Google e la privacy, un rapporto delicato e ambiguo. Sul sito (uno dei tanti) del colosso dei motori di ricerca e dell'advertising online oggi è stata pubblicata una mappa che riporta il numero di richieste governative fatte alla grande G dai governi di tutto il mondo. O quasi. Manca infatti quello cinese, che non pochi problemi ha creato nel passato e molti ne crea tutt'oggi all'azienda di Mountain View. Il motivo è la classificazione delle richieste del Partito comunista come un segreto di stato, quindi dati non divulgabili. La classifica che ne risulta quindi è come quella che risulterebbe dalla finale dei 100 metri senza Usain Bolt. Ma non solo, ci sono altri omissis, più o meno volontari , che impediscono a questa mappa di diventare il punto di riferimento per la censura dei contenuti in rete. Mancano ad esempio la stragrande maggioranza di richieste di rimozione dei contenuti protetti da copyright, fatte ad opera di privati e soprattutto dei rappresentanti dell'industria dell'entertainment, e mancano del tutto i dati relativi alla rimozione spontanea di contenuti da parte dell'azienda (pedofilia). Ciò premesso l'iniziativa di Google - qui le motivazioni in italiano - è meritoria soprattutto se, come promesso, in futuro i dati (che per ora riguardano solo il periodo luglio-dicembre 2009) verranno implementati con quelli mancanti e magari dettagliati meglio, come richiesto dai difensori dei diritti digitali della Electronic Frontier Foundation . Un esempio di trasparenza che tutti si augurano si trasformi in pratica comune.
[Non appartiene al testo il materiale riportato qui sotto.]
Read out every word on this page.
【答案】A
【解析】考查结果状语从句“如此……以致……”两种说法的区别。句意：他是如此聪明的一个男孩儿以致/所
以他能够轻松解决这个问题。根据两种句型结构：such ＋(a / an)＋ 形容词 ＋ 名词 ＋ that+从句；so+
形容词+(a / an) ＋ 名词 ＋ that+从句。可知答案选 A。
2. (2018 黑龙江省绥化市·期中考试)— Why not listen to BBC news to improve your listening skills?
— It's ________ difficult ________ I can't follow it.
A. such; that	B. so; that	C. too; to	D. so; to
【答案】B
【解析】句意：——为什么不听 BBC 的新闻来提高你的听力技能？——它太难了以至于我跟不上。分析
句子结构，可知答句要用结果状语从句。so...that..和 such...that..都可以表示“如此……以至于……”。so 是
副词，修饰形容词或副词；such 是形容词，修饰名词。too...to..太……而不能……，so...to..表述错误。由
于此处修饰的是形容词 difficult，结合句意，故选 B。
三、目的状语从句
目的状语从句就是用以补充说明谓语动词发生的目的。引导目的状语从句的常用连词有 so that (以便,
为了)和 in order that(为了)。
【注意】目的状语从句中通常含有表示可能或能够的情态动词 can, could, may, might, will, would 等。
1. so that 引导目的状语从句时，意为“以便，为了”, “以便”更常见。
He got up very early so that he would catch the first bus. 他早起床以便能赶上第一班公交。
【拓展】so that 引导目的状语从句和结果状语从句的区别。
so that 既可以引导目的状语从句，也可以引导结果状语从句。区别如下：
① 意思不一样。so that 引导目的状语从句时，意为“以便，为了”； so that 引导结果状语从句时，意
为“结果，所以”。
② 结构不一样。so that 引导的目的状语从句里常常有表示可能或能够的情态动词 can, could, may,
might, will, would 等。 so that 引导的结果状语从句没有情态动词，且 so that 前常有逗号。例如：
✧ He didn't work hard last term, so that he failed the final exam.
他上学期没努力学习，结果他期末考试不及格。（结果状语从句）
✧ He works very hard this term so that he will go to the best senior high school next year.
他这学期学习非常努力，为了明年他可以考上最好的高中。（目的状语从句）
Il passo avanti verso la chiarezza fatto dalla mappa, però non basta a risolvere i problemi dell'attore più ingombrante del mercato dell'information technology. L'ultimo in ordine di tempo è l'azione intrapresa da dieci garanti della privacy (Canada, Francia, Spagna, Italia, Irlanda, Olanda, Israele, Nuova Zelanda, Germania e Regno Unito) preoccupati di un nuovo comportamento messo in atto da alcuni protagonisti del mercato dell'information technology. Servizi come Buzz, o Street View o le recenti policy sulla pubblicità dei dati degli utenti – poi nuovamente modificate – su Facebook hanno destato i timori di una certa leggerezza nel trattamenti dei dati degli utenti. “È inaccettabile – recita la lettera scritta dai garanti e indirizzata direttamente al Ceo Eric Schmidt- rilasciare un prodotto o servizio che renda automaticamente pubbliche le informazioni, con l'idea di risolvere i problemi (di privacy) più avanti. La privacy non può essere trascurata nella fretta di introdurre nuove tecnologie al pubblico di tutto il mondo”. Le richieste inviate a Schmidt e a Google (ma da estendersi anche a Facebook e a chi possiede un enorme numero di dati personali degli utenti) di adottare policy chiare, facilmente consultabili e implementare strumenti di protezione automatica dei propri dati. A Google l'onere della replica non tanto su carta ma nei terms and conditions dei contratti che ognuno di noi firma, colpevolmente senza prestarci troppa attenzione, ogniqualvolta aderisce a uno dei servizi gratuiti e utili cui da Mountain View in questi anni ci hanno abituato.